Kelli looked down, mouth dry. “I don’t know if I remember how.”

Rowan had finished with her arms, and he drew back, self-conscious, hesitating before he put the used wipe into a garbage bag. “Need anything else from the kit?”

“I don’t know,” said Kelli, flustered. “I mean, I haven’t had a chance to look at myself. I got kicked in the ribs, but—um—I think I can do that one myself.”

Rowan didn’t move. “Okay.”

“Okay,” Kelli repeated.

She told herself she should let go of him. Her hand did not cooperate. She didn’t let go.

“Look,” she blurted. “It’s not just you.

I’ve been awful to you ever since you met me at the Good Dog.

I literally sold you out to the cops. And you said to Zhaleh that you broke up with her because she told Conchita your secrets, but I did that too.

I told Inspiration about the fire. So you shouldn’t have to stay with me either, I mean, if you want to split up after Elara, you should get to decide that, too, right? You shouldn’t have to just . . .”

“They were your secrets to tell,” Rowan said. “Not hers.”

“You’re not mad?” said Kelli. It seemed even more unlikely than the rest of this.

“I was shocked. It was the one thing I thought you’d never do. I thought it’d hurt you even worse than it hurt me, telling. But how could I be mad? It’s the position we put you in.”

“It’s funny,” Kelli said. Her voice choked a little. “I almost turned myself in right after the fire. I wanted to. And I didn’t let myself, because I thought it’d hurt you. And now look at us.”

Rowan reached up and touched her face—just the lightest brush of the tips of his fingers against her cheekbone.

There was such depth in his big dark eyes.

Kelli often didn’t like to look in people’s eyes, but she’d always been able to look in Rowan’s and read him.

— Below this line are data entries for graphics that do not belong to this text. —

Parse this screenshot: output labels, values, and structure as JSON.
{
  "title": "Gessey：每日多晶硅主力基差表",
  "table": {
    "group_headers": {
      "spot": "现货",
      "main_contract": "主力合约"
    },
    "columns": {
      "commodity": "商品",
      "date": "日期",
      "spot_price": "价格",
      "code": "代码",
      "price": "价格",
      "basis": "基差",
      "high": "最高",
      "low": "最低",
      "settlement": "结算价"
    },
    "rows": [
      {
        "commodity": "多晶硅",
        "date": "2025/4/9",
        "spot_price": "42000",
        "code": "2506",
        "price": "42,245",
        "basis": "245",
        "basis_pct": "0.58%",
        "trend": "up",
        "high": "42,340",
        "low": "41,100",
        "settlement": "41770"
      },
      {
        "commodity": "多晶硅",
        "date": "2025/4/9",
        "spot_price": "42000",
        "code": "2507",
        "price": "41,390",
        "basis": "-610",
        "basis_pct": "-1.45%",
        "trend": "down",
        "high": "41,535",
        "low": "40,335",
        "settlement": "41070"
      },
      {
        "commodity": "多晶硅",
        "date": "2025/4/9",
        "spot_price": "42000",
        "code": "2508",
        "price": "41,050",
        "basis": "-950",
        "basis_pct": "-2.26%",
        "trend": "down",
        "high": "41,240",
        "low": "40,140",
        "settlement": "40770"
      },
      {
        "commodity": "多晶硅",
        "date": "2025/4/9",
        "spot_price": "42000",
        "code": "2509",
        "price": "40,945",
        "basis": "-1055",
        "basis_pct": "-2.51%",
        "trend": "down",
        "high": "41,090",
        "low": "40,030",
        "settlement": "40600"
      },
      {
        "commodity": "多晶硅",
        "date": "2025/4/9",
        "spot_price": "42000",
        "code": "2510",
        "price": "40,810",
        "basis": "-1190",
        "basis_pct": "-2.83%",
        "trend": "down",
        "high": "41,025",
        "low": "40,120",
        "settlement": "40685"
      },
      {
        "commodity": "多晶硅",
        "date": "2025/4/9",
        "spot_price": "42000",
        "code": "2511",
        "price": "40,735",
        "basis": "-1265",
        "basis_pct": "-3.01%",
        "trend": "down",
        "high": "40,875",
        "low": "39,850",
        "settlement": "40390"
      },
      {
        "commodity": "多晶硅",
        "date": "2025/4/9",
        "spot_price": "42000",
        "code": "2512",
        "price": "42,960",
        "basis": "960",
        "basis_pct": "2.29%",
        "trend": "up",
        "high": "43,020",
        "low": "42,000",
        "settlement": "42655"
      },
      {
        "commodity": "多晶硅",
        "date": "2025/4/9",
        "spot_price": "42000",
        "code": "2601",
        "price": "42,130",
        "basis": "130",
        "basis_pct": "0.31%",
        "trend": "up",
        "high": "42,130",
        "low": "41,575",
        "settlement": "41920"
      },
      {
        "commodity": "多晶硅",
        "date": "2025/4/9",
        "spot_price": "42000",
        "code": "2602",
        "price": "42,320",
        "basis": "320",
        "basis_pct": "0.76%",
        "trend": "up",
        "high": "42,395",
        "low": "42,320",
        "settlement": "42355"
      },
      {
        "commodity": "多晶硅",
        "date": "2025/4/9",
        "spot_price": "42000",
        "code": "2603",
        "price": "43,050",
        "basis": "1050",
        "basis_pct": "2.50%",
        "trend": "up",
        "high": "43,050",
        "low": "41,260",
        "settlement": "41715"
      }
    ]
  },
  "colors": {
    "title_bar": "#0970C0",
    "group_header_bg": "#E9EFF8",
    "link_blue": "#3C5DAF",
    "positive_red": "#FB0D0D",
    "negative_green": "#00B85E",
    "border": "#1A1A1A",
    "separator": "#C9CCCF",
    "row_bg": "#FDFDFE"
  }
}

It didn’t make sense that he looked so vulnerable now.

Like, in spite of all the adventures of the past ten years, all the weird crimes, all the other girls, he still needed what was happening in this moment as much as she did.

“You know I’ll always forgive you,” he said, “right?”

But that was too much.

“You shouldn’t,” she said, pulling away. “That’s what I always thought—that maybe you shouldn’t.”

She hurried to the study before she could make any other bad decisions.